Most winters there is deep snow in the woods and the wolves have no trouble bringing down a deer to eat. Deer are not made for traveling in deep snow since their small hooves easily break through the snow. This slows the deer down and then they have a difficult time escaping their predator the wolf. This winter there is barely any snow on the North Shore and the deer are easily out running the wolf. The wolf doesn’t want to work too hard for it’s next meal and would prefer a free lunch. The deer in Northeastern Minnesota often get a free lunch from the many home owners who love to watch them in their yard. Unfortunately the wolves follow the deer herd to these areas and that brings them in close proximity to homes with pets.
Who’s afraid of the big bad wolf? Anyone living in Northeastern Minnesota whose family pet is a dog. There have been a number of reports this year of close calls with wolves attacking dogs in homeowner’s yards. Luckily, so far the dogs have made enough noise so the owners have been alerted to the wolf before any of the dogs have been eaten. Sadly there are years when up to 23 dogs have been killed in the 15 miles between Hovland and Grand Portage.(Minnesota Outdoor News)

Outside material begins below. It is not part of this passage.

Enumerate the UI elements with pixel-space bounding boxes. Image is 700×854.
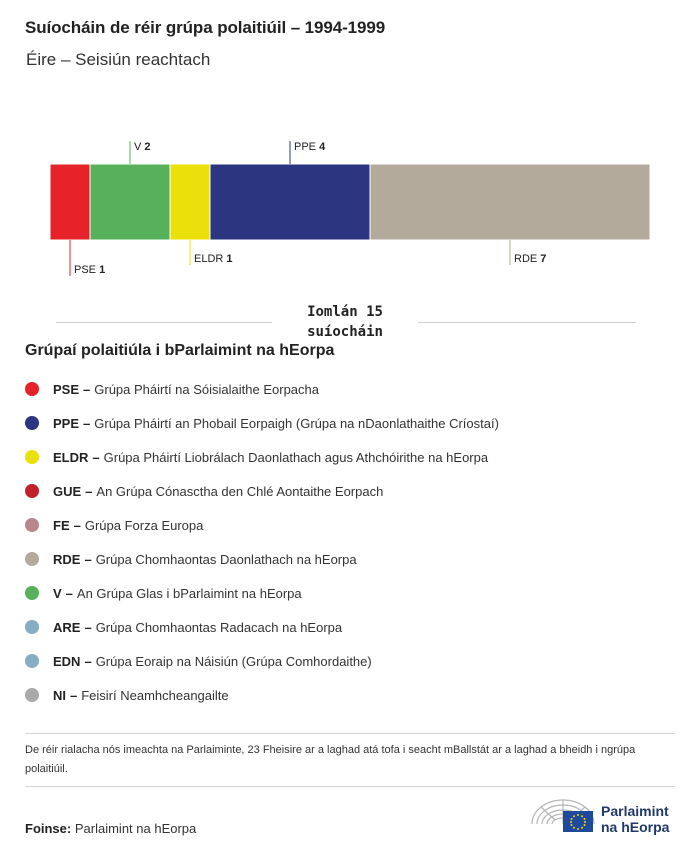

The wolves are out and about on the Shore and on the Gunflint Trail and they are hungry. Lucky for us the largest population of wolves on the Gunflint Trail tends to be around Gunflint Lake. The reason for the preference? There’s a number of homeowners and resorts who love to feed the deer corn throughout the winter. I’m hoping the pet owners are keeping a close eye on their dogs. Even though Rugby would only be a snack for a wolf I’ll be keeping him close to me for the rest of the winter.